You can also use some networks provided within PyTorch as demonstrated
by ../Programs/Source/torch_squeeze.py
:
model = torchvision.models.get_model('SqueezeNet1_1', weights='DEFAULT')
layers = ml.layers_from_torch(model, ...)
Storing and loading models¶
Both the Keras interface and the native
Optimizer
class support an interface to
iterate through all model parameters. The following code from
torch_mnist_dense.mpc
uses it to store the model on disk in
secret-shared form:
for var in optimizer.trainable_variables:
var.write_to_file()
The example code in torch_mnist_dense_predict.mpc
then uses the
model stored above for prediction. Much of the setup is the same, but
instead of training it reads the model from disk:
optimizer = ml.Optimizer(layers)
start = 0
for var in optimizer.trainable_variables:
start = var.read_from_file(start)
Then it runs the accuracy test:
n_correct, loss = optimizer.reveal_correctness(test_samples, test_labels, 128)

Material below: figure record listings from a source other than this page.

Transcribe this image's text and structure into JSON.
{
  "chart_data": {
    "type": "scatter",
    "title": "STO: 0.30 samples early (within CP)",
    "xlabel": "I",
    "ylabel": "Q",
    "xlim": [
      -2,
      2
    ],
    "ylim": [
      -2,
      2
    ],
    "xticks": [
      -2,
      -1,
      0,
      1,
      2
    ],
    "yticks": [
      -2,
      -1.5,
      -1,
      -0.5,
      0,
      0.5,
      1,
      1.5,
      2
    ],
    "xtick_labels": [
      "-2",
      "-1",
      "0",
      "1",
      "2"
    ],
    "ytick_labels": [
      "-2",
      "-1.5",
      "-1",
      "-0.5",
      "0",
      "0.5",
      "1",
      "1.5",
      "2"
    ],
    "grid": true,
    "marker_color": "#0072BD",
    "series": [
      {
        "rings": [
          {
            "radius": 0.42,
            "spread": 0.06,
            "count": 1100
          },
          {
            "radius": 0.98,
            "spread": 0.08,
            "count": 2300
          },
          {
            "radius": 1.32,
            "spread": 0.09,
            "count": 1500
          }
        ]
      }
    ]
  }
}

print_ln('Accuracy: %s/%s', n_correct, len(test_samples))
Using var.input_from(player)
instead the model would be input
privately by a party.
Exporting models¶
Models can be exported as follows:
optimizer.reveal_model_to_binary()
if optimizer
is an instance of
Compiler.ml.Optimizer
. The model parameters are then
stored in Player-Data/Binary-Output-P<playerno>-0
. They can be
imported for use in PyTorch:
f = open('Player-Data/Binary-Output-P0-0')
state = net.state_dict()
for name in state:
shape = state[name].shape
size = numpy.prod(shape)
var = numpy.fromfile(f, 'double', count=size)
var = var.reshape(shape)
state[name] = torch.Tensor(var)
net.load_state_dict(state)
if net
is a PyTorch module with the correct meta-parameters.

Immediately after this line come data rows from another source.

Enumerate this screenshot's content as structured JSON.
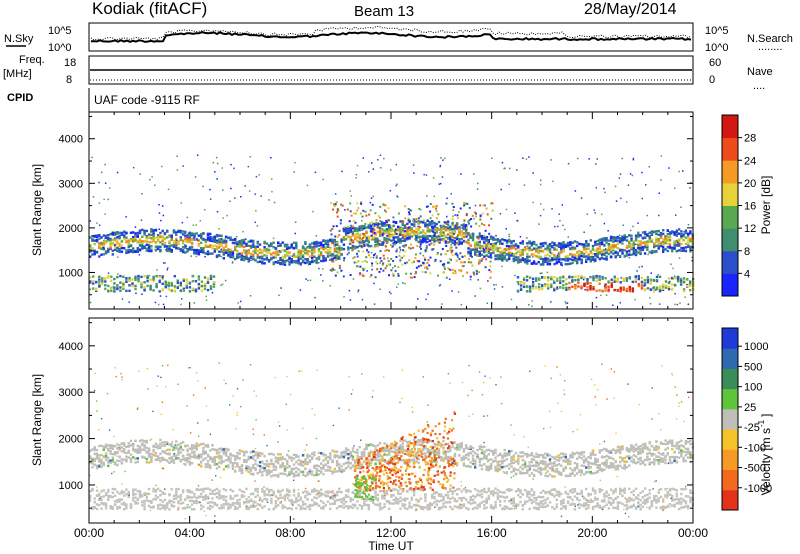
{
  "header": {
    "station": "Kodiak (fitACF)",
    "beam": "Beam 13",
    "date": "28/May/2014"
  },
  "top_panels": {
    "nsky_label": "N.Sky",
    "nsearch_label": "N.Search",
    "nsearch_line": "........",
    "noise_ticks_left": [
      "10^5",
      "10^0"
    ],
    "noise_ticks_right": [
      "10^5",
      "10^0"
    ],
    "freq_label_1": "Freq.",
    "freq_label_2": "[MHz]",
    "freq_ticks": [
      "18",
      "8"
    ],
    "nave_label": "Nave",
    "nave_line": "....",
    "nave_ticks": [
      "60",
      "0"
    ],
    "cpid_label": "CPID",
    "cpid_text": "UAF code -9115 RF"
  },
  "chart_data": [
    {
      "type": "heatmap",
      "title": "",
      "ylabel": "Slant Range [km]",
      "xlabel": "",
      "x_ticks": [
        "00:00",
        "04:00",
        "08:00",
        "12:00",
        "16:00",
        "20:00",
        "00:00"
      ],
      "y_ticks": [
        1000,
        2000,
        3000,
        4000
      ],
      "ylim": [
        180,
        4600
      ],
      "xlim_hours": [
        0,
        24
      ],
      "colorbar": {
        "label": "Power [dB]",
        "ticks": [
          4,
          8,
          12,
          16,
          20,
          24,
          28
        ],
        "range": [
          0,
          32
        ],
        "colors": [
          "#1a24ff",
          "#2a4fc8",
          "#2f6f9a",
          "#3f8e6f",
          "#5aa84f",
          "#a8c83a",
          "#e8d23a",
          "#f7a52a",
          "#f57a20",
          "#ef4c1c",
          "#e02418",
          "#c80f10"
        ]
      },
      "bands": [
        {
          "name": "lower echo band",
          "start_hour": 0,
          "end_hour": 24,
          "range_km": [
            1400,
            1800
          ]
        },
        {
          "name": "near-range echoes",
          "start_hour": 0,
          "end_hour": 5,
          "range_km": [
            550,
            900
          ]
        },
        {
          "name": "late near-range echoes",
          "start_hour": 17,
          "end_hour": 24,
          "range_km": [
            550,
            900
          ]
        },
        {
          "name": "midday high-range echoes",
          "start_hour": 10,
          "end_hour": 15,
          "range_km": [
            800,
            2700
          ]
        }
      ]
    },
    {
      "type": "heatmap",
      "title": "",
      "ylabel": "Slant Range [km]",
      "xlabel": "Time UT",
      "x_ticks": [
        "00:00",
        "04:00",
        "08:00",
        "12:00",
        "16:00",
        "20:00",
        "00:00"
      ],
      "y_ticks": [
        1000,
        2000,
        3000,
        4000
      ],
      "ylim": [
        180,
        4600
      ],
      "xlim_hours": [
        0,
        24
      ],
      "colorbar": {
        "label": "Velocity [m s",
        "label_exponent": "-1",
        "label_close": "]",
        "ticks": [
          "1000",
          "500",
          "100",
          "25",
          "-25",
          "-100",
          "-500",
          "-1000"
        ],
        "colors": [
          "#1f3ad8",
          "#2d6ab0",
          "#3a8c58",
          "#5ec43a",
          "#bfbfb8",
          "#f5c22a",
          "#f59a24",
          "#f26a1e",
          "#e2321a"
        ]
      },
      "bands": [
        {
          "name": "ground scatter band",
          "start_hour": 0,
          "end_hour": 24,
          "range_km": [
            1400,
            1800
          ]
        },
        {
          "name": "near-range ground scatter",
          "start_hour": 0,
          "end_hour": 24,
          "range_km": [
            500,
            900
          ]
        },
        {
          "name": "negative velocity echoes",
          "start_hour": 10.5,
          "end_hour": 14.5,
          "range_km": [
            900,
            2600
          ]
        }
      ]
    }
  ]
}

This demonstrates that the parameters are stored with double precision
in the canonical order.
There are a number of scripts in Scripts
, namely
torch_cifar_alex_import.py
, torch_mnist_dense_import.py
, and
torch_mnist_lenet_import.py
, which import the models output by
torch_alex_test.mpc
, torch_mnist_dense.mpc
, and
torch_mnist_lenet_predict.mpc
. For example you can run:
$ Scripts/compile-emulate.py torch_mnist_lenet_predict
...
Secure accuracy: 9822/10000
...
$ Scripts/torch_mnist_lenet_import.py
Test accuracy of the network: 98.22 %
The accuracy values might vary as the model is freshly trained, but they should match.